The company replaced the demonstrator’s petrol-burning engine with a hybrid propulsion system composed of batteries providing maximum power of 40kW and a hydrogen fuel cell generating up to 45kW. The configuration has the fuel cell strapped to the demonstrator’s right-side cockpit seat and fed by three hydrogen tanks located to the rear.

Beyond Aero earlier this year completed the demonstrator’s flight-test programme, which involved 10 flights, among them two “complete” tests during which the team evaluated all the aircraft’s systems together, says Guillotin.

“It’s not often you can put an electric aircraft in the air,” says Guillotin, noting only a handful of companies have done so.

Beyond Aero faces the lengthy and complex process of developing and certificating the clean-sheet business aircraft, which it says will have 800nm (1,482km) of range. It remains in the early stages of development, and Guillotin notes that hydrogen aircraft require unique designs to accommodate large and heavy hydrogen tanks.

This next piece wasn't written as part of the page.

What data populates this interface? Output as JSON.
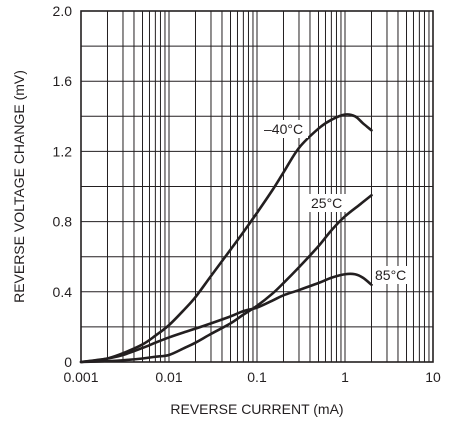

“You need to rethink the architecture,” she says, adding that Aero One will be designed “around” the tanks.

Potential buyers have expressed interest in orders that the company values at $646 million. Beyond Aero has been working with aviation regulators from the start but faces a long road to certification.

“The main big challenge is, it’s going to be hard to certify. And that’s what makes a difference between the start-up and an OEM,” she says.

“Aviation will be electric,” Guillotin adds. “It is going to happen. The question is when.”